L’écriture en strates

Hier, j’étais invitée à discuter par visioconférence avec des étudiants du programme de français de Widener Universtity en Pennsylvanie (États-Unis). Cette rencontre avait lieu dans le cadre des 4e Rendez-vous littéraires de la francophonie des Amériques. Ce fut une expérience enrichissante dans un contexte très sympathique, j’ai adoré!

Ces étudiants ont lu quelques nouvelles de mon recueil «Visite la nuit» et avaient des questions très pertinentes à me poser. De mon côté, je m’étais préparée en relisant mon recueil, en prenant des notes, en rédigeant mon texte de présentation générale et en réfléchissant aux questions spécifiques que leur professeure m’avait transmises à l’avance. Cela a abouti à un document Word d’une dizaine de pages qui serait sans doute une bonne référence s’il prenait l’envie, un jour, sait-on jamais, à un exégète d’étudier ma prose… En tout cas, j’ai développé une meilleure compréhension de mes textes, ce qui m’a permis d’être plus spontanée à l’oral.

J’ai donc passé trois jours à me replonger dans ce livre qui a été publié il y a déjà un certain temps, en 2012, et cela m’a permis de découvrir des strates de mon écriture dans lesquelles je ne m’étais pas encore aventurée. J’ai tenté de donner des réponses formelles à des questions que je ne m’étais auparavant jamais formellement posées.

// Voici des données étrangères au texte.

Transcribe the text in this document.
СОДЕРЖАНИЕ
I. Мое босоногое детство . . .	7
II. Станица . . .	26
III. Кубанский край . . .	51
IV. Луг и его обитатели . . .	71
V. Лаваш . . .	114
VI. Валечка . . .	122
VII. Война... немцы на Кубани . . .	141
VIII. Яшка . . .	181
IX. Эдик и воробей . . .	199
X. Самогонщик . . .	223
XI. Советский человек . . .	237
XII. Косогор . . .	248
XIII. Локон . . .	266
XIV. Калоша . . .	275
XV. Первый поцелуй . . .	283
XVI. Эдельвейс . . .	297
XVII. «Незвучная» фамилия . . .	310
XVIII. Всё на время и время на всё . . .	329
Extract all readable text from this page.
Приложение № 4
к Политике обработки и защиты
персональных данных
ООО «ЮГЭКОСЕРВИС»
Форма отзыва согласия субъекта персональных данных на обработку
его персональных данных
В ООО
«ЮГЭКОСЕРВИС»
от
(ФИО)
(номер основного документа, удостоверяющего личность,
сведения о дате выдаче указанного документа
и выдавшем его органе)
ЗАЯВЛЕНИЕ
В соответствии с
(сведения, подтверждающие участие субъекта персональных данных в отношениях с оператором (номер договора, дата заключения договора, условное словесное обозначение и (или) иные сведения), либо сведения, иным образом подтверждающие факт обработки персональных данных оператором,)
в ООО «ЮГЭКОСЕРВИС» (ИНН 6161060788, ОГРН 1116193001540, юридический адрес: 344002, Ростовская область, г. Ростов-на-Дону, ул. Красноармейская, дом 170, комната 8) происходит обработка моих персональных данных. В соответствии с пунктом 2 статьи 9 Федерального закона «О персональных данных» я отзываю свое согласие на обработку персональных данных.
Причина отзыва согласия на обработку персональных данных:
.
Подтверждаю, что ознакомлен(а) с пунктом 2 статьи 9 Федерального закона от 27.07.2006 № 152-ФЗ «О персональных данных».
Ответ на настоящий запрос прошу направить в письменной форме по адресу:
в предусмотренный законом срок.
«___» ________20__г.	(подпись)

Les questions des étudiants ont porté à la fois sur la forme et le contenu. Par exemple, mon rapport à la langue française (en référence à l’utilisation d’anglicismes et d’expressions québécoises dans certaines de mes nouvelles) ou la vision de la mort dans la nouvelle «Les châteaux de sable du bout du monde», est-ce une vision optimiste ou pessimiste?

Mes sources d’inspiration ont également été abordées. J’ai mentionné, entre autres, que l’écrivain peut utiliser ses expériences personnelles quand il écrit sans que cela soit nécessairement un récit autobiographique. Cela dépend des choix personnels d’écriture (autofiction? autobiographie? fiction proche de son vécu? fiction très éloignée?).

Mais, quels que soient ses choix, un écrivain laisse toujours une part de lui-même dans ses textes. Et dans les strates superficielles ou profondes d’un roman, d’un poème ou d’une nouvelle, il arrive que le lecteur découvre, dissimulés dans un élément du décor, dans le symbolisme d’un prénom ou derrière une métaphore, des indices laissés volontairement par l’auteur ou des traces oubliées par mégarde.